Hidden on journal pages
Die and are reborn
Covers every surface
Makes my eyes water
For Haibun Monday at dVerse Poets Pub we’re writing about communication. I decided to write about the frustration of communicating in a particular circumstance.
People who have never experienced chronic pain don’t seem to understand why sometimes I just can’t do certain things. I know I look fine from the outside. I know I hide it pretty well most of the time. But it’s exhausting to try to live as if I had no pain. It’s difficult to know how to communicate the struggle. If I told you I was in pain every time I was in pain, you’d think I was a whiner or a broken record. So I don’t tell you, unless it’s really bad.
“What’s your pain number today?” I hate this question. I never know how to answer it. Ever. And how does what’s a 6 to me (based on 10 being the worst pain I’ve ever experienced) really communicate to a doctor how much pain I’m in? I want to answer, “Whatever number will cause you to do something to make it go away!” Because although today’s pain may not be the worst I’ve ever experienced, it’s bad enough that it brought me into this terrible, sterile, time-wasting environment in the hopes that you could help me.

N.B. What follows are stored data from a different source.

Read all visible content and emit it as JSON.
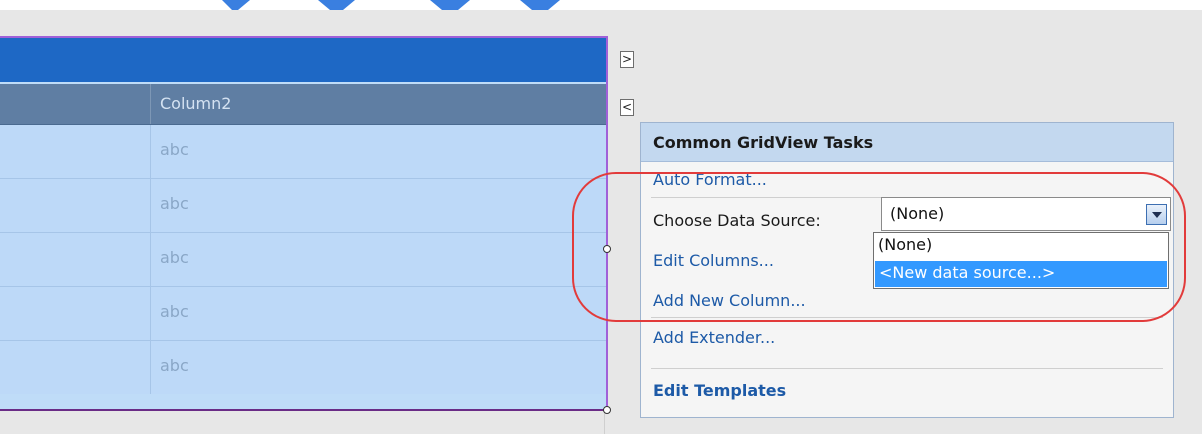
{
  "grid": {
    "header_column2": "Column2",
    "rows": [
      "abc",
      "abc",
      "abc",
      "abc",
      "abc"
    ]
  },
  "smart_tag": {
    "expand_glyph": ">",
    "collapse_glyph": "<"
  },
  "tasks_panel": {
    "title": "Common GridView Tasks",
    "auto_format": "Auto Format...",
    "choose_data_source_label": "Choose Data Source:",
    "data_source_value": "(None)",
    "data_source_options": [
      "(None)",
      "<New data source...>"
    ],
    "edit_columns": "Edit Columns...",
    "add_new_column": "Add New Column...",
    "add_extender": "Add Extender...",
    "edit_templates": "Edit Templates"
  },
  "colors": {
    "grid_header_bar": "#1e68c5",
    "grid_header_row": "#5f7ea3",
    "grid_row": "#bdd9f8",
    "link": "#1d5aa7",
    "selection": "#3399ff",
    "annotation": "#e23b3b"
  }
}
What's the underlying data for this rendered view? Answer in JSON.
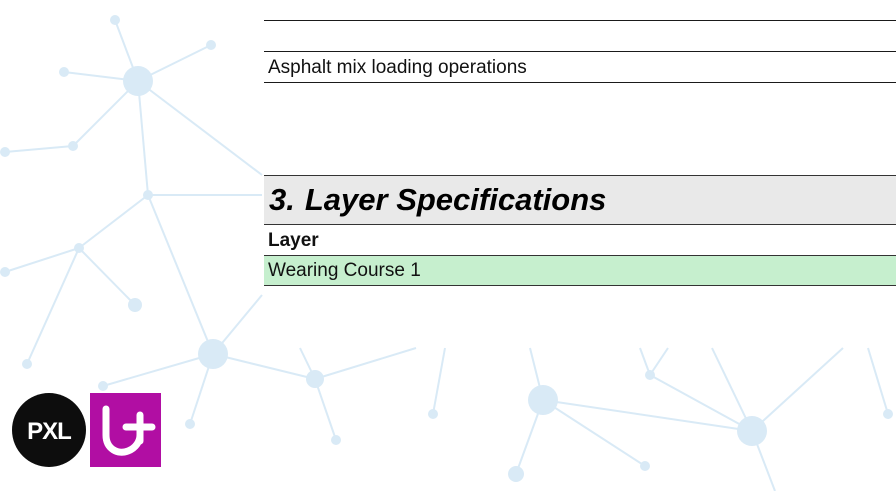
{
  "background": {
    "network_color": "#d9eaf6"
  },
  "sheet": {
    "loading_row": "Asphalt mix loading operations",
    "section": {
      "number": "3.",
      "title": "Layer Specifications",
      "header_fill": "#e9e9e9"
    },
    "layer_label": "Layer",
    "layer_value": "Wearing Course 1",
    "layer_value_fill": "#c6efce"
  },
  "logos": {
    "pxl": {
      "text": "PXL",
      "color": "#0d0d0d"
    },
    "ucll": {
      "color": "#b10ea3"
    }
  }
}
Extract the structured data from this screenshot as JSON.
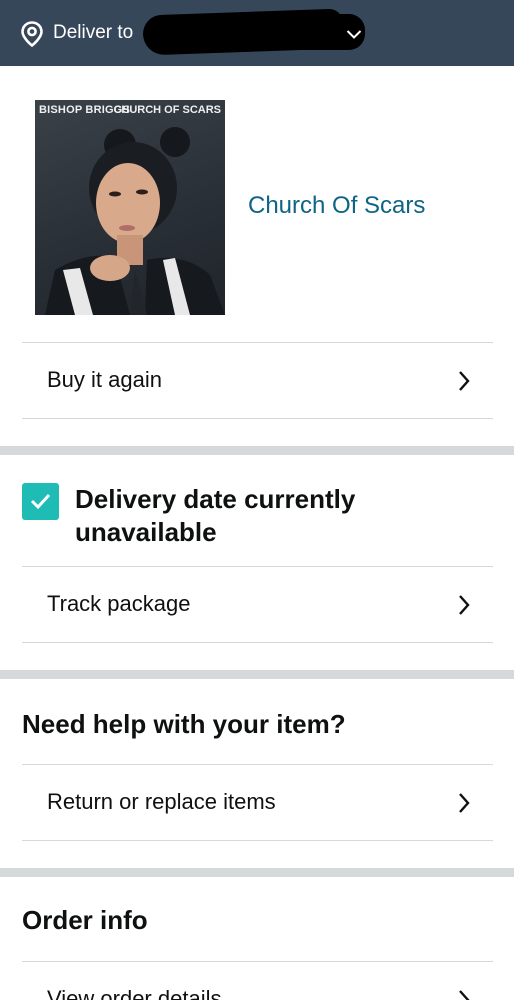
{
  "header": {
    "deliver_label": "Deliver to",
    "address_redacted": "",
    "background_color": "#37475a"
  },
  "product": {
    "album_artist_text": "BISHOP BRIGGS",
    "album_title_text": "CHURCH OF SCARS",
    "title": "Church Of Scars",
    "link_color": "#0e6484"
  },
  "actions": {
    "buy_again": "Buy it again",
    "track_package": "Track package",
    "return_replace": "Return or replace items",
    "view_order_details": "View order details"
  },
  "delivery": {
    "status": "Delivery date currently unavailable",
    "check_color": "#1fbcb5"
  },
  "help": {
    "heading": "Need help with your item?"
  },
  "order": {
    "heading": "Order info"
  },
  "icons": {
    "location": "location-pin-icon",
    "chevron_down": "chevron-down-icon",
    "chevron_right": "chevron-right-icon",
    "check": "check-icon"
  }
}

“Describe your pain. Is it burning, stabbing, aching, sharp, or dull?” “Umm, yes. Can you make it go away now?”
Jesus knows my pain
Will wipe away ev’ry tear
When the Son shines bright
A new puppy picture
every day of the year
except Saturday & Sunday, which
double up with one pic for the two
I love tearing off yesterday’s puppy
to reveal the adorable face underneath
Sometimes a whole litter
It’s one of the highlights of my day
Today’s puppy is
a delightful black lab
surrounded by pink flowers
Yesterday offered three
pups in a basket
I wonder what tomorrow will bring
I’ve attempted the NaPoWriMo prompt for today, to describe an object then end with an abstract phrase that seems unrelated but actually is. I’m not sure if I was completely successful with the prompt, but it’s one of those days when inspiration seems to have taken a vacation.